The current work describes mitochondrial pathology in two mSOD1-based animal models; the majority of people with ALS have idiopathic, not SOD1-based disease. “How generalizable is this mitochondrial pathobiology?” asked Lee Martin of the Johns Hopkins School of Medicine in Baltimore, Maryland, in an e-mail to ARF. Some research suggests that SOD1 might misfold in idiopathic ALS, too (see ARF related news story on Bosco et al., 2010). “We can only hope that mitochondria do have an important role in human ALS,” wrote Martin, noting that a mitochondrial-targeted drug, olexisome, is already in clinical trials in Europe (Martin, 2010; Kirk, 2010). Such a treatment might help, agreed Mark Cookson of the National Institute on Aging in Bethesda, Maryland. However, he noted, the organelle has proven to be a difficult drug target for researchers seeking to cure mitochondrial diseases. In addition, the efficacy of a mitochondrial therapy would depend on whether the mitochondrial breakdown is actually a key cause of ALS.

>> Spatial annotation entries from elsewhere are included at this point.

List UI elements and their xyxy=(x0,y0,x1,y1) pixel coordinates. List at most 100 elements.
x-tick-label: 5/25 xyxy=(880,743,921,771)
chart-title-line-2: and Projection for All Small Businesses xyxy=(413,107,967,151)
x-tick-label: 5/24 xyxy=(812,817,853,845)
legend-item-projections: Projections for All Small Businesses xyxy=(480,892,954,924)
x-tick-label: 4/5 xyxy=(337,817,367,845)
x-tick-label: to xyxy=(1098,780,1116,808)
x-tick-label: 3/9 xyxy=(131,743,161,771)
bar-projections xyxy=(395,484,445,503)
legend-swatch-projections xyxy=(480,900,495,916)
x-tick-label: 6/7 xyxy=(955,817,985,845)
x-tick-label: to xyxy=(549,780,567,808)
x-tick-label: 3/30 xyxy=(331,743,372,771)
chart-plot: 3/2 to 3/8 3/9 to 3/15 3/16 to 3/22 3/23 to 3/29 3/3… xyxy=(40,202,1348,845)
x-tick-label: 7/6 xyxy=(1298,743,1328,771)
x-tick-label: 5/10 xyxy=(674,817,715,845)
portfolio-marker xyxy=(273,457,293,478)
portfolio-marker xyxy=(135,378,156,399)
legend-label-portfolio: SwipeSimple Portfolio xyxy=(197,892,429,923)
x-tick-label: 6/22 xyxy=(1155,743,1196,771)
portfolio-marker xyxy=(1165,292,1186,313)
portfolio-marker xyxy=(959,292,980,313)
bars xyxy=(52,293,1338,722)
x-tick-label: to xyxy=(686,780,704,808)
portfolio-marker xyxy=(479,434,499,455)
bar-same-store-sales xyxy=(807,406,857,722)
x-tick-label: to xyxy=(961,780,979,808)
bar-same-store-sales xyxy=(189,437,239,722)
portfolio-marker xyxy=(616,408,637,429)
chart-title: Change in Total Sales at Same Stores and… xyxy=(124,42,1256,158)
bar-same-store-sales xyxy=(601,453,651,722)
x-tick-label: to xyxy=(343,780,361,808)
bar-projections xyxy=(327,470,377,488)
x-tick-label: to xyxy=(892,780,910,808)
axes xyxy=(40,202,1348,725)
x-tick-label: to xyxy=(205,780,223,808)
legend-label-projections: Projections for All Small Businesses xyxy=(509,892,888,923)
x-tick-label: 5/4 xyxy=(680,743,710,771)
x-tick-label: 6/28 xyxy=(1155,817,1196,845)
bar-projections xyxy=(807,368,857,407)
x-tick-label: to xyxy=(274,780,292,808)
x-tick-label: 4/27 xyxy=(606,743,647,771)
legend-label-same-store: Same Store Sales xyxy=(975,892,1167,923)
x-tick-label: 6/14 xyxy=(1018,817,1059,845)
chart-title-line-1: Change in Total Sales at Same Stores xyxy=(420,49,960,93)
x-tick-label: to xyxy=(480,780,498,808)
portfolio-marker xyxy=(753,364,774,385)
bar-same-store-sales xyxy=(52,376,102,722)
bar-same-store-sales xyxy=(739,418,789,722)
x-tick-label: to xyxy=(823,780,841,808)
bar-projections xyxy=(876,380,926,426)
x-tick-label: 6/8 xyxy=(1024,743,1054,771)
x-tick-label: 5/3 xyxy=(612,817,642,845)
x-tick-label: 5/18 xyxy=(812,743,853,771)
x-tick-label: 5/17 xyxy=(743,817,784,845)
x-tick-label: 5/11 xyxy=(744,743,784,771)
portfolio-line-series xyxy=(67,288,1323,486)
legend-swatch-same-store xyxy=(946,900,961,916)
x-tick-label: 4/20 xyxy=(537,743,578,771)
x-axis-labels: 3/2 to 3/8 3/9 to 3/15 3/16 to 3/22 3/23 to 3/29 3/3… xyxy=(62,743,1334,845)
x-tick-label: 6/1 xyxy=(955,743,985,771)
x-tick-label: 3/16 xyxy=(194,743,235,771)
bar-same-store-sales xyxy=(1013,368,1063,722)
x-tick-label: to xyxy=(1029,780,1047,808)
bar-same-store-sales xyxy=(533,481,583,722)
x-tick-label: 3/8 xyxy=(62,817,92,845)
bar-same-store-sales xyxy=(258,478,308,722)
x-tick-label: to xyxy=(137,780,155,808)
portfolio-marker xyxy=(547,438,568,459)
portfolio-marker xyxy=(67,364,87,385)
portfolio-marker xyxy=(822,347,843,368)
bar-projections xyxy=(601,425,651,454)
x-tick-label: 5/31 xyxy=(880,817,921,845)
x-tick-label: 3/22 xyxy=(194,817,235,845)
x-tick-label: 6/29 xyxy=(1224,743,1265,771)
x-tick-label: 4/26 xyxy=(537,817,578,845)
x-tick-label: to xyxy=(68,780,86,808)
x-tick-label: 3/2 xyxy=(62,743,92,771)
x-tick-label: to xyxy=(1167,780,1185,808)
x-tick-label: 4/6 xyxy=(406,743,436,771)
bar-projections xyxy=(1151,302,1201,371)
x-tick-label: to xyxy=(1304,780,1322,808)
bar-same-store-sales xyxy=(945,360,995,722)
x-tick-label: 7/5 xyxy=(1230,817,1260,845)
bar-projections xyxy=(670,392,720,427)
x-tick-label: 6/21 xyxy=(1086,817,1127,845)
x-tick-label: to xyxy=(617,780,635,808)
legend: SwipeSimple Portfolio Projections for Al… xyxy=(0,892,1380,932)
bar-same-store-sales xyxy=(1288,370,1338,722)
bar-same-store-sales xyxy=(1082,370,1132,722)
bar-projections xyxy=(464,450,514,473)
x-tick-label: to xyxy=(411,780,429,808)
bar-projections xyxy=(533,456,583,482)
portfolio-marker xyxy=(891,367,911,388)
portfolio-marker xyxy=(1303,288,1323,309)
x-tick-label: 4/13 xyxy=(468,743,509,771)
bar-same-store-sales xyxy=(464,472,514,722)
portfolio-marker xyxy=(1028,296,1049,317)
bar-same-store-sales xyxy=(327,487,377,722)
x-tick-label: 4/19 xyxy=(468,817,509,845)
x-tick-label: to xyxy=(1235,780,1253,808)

Vande Velde’s future work should help discover how crucial the mitochondrial alterations are in ALS. “We definitely can get at that mechanism,” she said. The researchers are now analyzing their mice for defects in mitochondrial functions such as ATP production, transmembrane potential, calcium handling, and production of reactive oxygen species.—Amber Dance.

References:
Vande Velde C, McDonald KK, Boukhedimi Y, McAlonis-Downes M, Lobsiger CS, Bel Hadj S, Zandona A, Julien JP, Shah SB, Cleveland DW. Misfolded SOD1 associated with motor neuron mitochondria alters mitochondrial shape and distribution prior to clinical onset. PLoS One. 2011;6(7):e22031. Abstract

Farr GW, Ying Z, Fenton WA, Horwich AL. Hydrogen-deuterium exchange in vivo to measure turnover of an ALS-associated mutant SOD1 protein in spinal cord of mice. Protein Sci. 2011 Jul 20. Doi: 10.1002/pro.700. Abstract

 
Comments on News and Primary Papers
  Primary Papers: Misfolded SOD1 associated with motor neuron mitochondria alters mitochondrial shape and distribution prior to clinical onset.

Comment by:  Lee J. Martin
Submitted 3 August 2011  |  Permalink Posted 3 August 2011

My quick impression is that this work by Vande Velde et al. confirms many earlier studies suggesting that mitochondrial pathobiology may have an important role in the pathogenesis of ALS in mouse models. It is exciting and encouraging that many of the images published in this paper are very similar to previously published work originating for the Xu, Bendotti, and our own lab. Important unanswered questions are, How generalizable is the mitochondrial pathobiology mechanism in other mouse models of ALS, and are similar events occurring in human ALS? We can only hope that mitochondria do have an important role in human ALS, and that mitochondrial-targeted drugs, such as olesoxime, which is in clinical trials in the EU, have a significant beneficial effect.